La posible baja médica del presidente valenciano, Carlos Mazón, ha abierto un debate que poco tiene que ver con la clínica y demasiado con la política. Lo que debería ser un acto discreto entre médico y paciente se ha convertido en espectáculo público, poniendo en cuestión la confianza en la profesión y en el propio sistema sanitario.

Un asunto que ha desbordado las consultas para instalarse en tertulias, editoriales y redes sociales. De repente, todos opinan, sospechan y juzgan. Y la verdad es que he seguido esto con una mezcla de perplejidad y tristeza. Porque lo que está en juego no es solo la salud de un político, sino la credibilidad del médico que lo atiende.

El problema ya no es si el político está enfermo o agotado, sino si el facultativo que firma su baja actúa por motivos distintos de los clínicos. Como si recomendar reposo fuera una maniobra fuera de lo estrictamente médico. Esa sospecha, más allá de lo absurdo, es peligrosa. Estamos asistiendo a una banalización progresiva de la baja médica, a su transformación en munición mediática. Se olvida que detrás de cada firma hay una persona enferma, una valoración profesional y una responsabilidad enorme.


Politizar la salud de un paciente es tan preocupante como desconfiar del médico que lo atiende



Dar una baja no es "dar un papel". Es asumir que, durante un tiempo, la persona no podrá cumplir con sus obligaciones porque su cuerpo o su mente han dicho basta. Y es también una carga emocional y ética: el médico responde ante su paciente, ante la Administración y, en ocasiones, ante la incomprensión de la sociedad. No es un algoritmo frio: es Medicina en su sentido más amplio.

Los médicos de los pueblos lo sabemos bien. Firmar una baja es, en demasiadas ocasiones, un ejercicio de resistencia frente a la sospecha. Se duda del paciente (“seguro que no está tan mal”), del médico (“¿por qué se la habrá dado?”) y hasta del sistema (“aquí se está abusando”). Esa cultura del recelo, que ahora se ve amplificada por el debate político, erosiona algo fundamental: la confianza. Y es que cuando el médico empieza a sentirse observado más que respetado, algo profundo se resquebraja.

Sin embargo, cuando se reduce a un titular, se banaliza hasta el absurdo. Politizar la salud de un paciente es tan preocupante como desconfiar del médico que lo atiende. El mensaje que recibe la sociedad es devastador: que el criterio clínico depende de a quién afecte. Que el reposo puede ser una estrategia y no una terapia.

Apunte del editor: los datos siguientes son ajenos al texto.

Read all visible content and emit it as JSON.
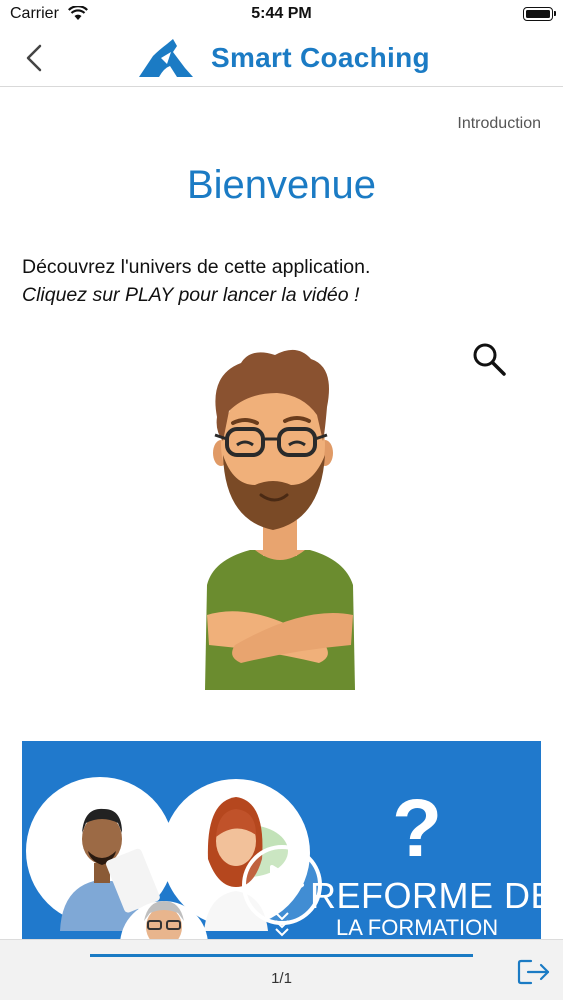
{
  "status_bar": {
    "carrier": "Carrier",
    "time": "5:44 PM",
    "icons": [
      "wifi-icon",
      "battery-icon"
    ]
  },
  "nav": {
    "back_icon": "chevron-left-icon",
    "app_name": "Smart Coaching",
    "brand_color": "#1b7bc4"
  },
  "content": {
    "section_label": "Introduction",
    "title": "Bienvenue",
    "intro_text": "Découvrez l'univers de cette application.",
    "hint_text": "Cliquez sur PLAY pour lancer la vidéo !",
    "zoom_icon": "magnifier-icon"
  },
  "video": {
    "title_line1": "REFORME DE",
    "title_line2": "LA FORMATION",
    "question_mark": "?",
    "play_icon": "play-icon",
    "banner_color": "#2079cc"
  },
  "footer": {
    "page_indicator": "1/1",
    "progress_fraction": 1.0,
    "exit_icon": "exit-icon"
  }
}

Esa sospecha no se queda en los titulares: se extiende a todos los médicos y pacientes.


¿Quién querrá atender a un cargo público si eso implica arriesgar su reputación profesional? 



Y es que, cuando el médico empieza a sentirse observado más que respetado, algo se rompe. Aquí, en el pueblo, las bajas tienen rostro y rumor. Se comentan en la plaza, en la frutería, en la peluquería. "Le ha dado la baja", dicen, y enseguida surgen las teorías. Lo sé, lo escucho, lo vivo. Pero jamás he visto que se cuestione públicamente mi profesionalidad como se ha hecho con el médico que atendió a Mazón. Con esto se envía un mensaje terrible a la profesión: que atender a un político puede convertirte en diana pública. Que tu criterio será escrutado no por tus pares, sino por tertulias y redes sociales. ¿Quién querrá atender a un cargo público si eso implica arriesgar su reputación profesional?

Los médicos no necesitamos defensas partidistas ni aplausos de ocasión. Necesitamos respeto cuando tomamos decisiones difíciles. Que se entienda que firmar una baja no es un favor, sino una indicación médica sustentada en responsabilidad y ciencia.

La banalización de la baja médica no solo desprestigia al médico, también pone en riesgo a los pacientes. Porque el miedo a ser cuestionado puede llevar a decisiones más conservadoras, más burocráticas, menos humanas. Una medicina que firma por miedo no es medicina: es supervivencia administrativa. Y eso, créanme, no cura a nadie.

Los médicos, con nuestras luces y nuestras sombras, solo tratamos de cuidar. La confianza en el médico de familia, ese vínculo invisible que sostiene la sanidad pública, no se defiende con discursos, sino con respeto. Sin confianza, el sistema se tambalea. Y todos salimos perdiendo: el paciente, el médico y la sociedad.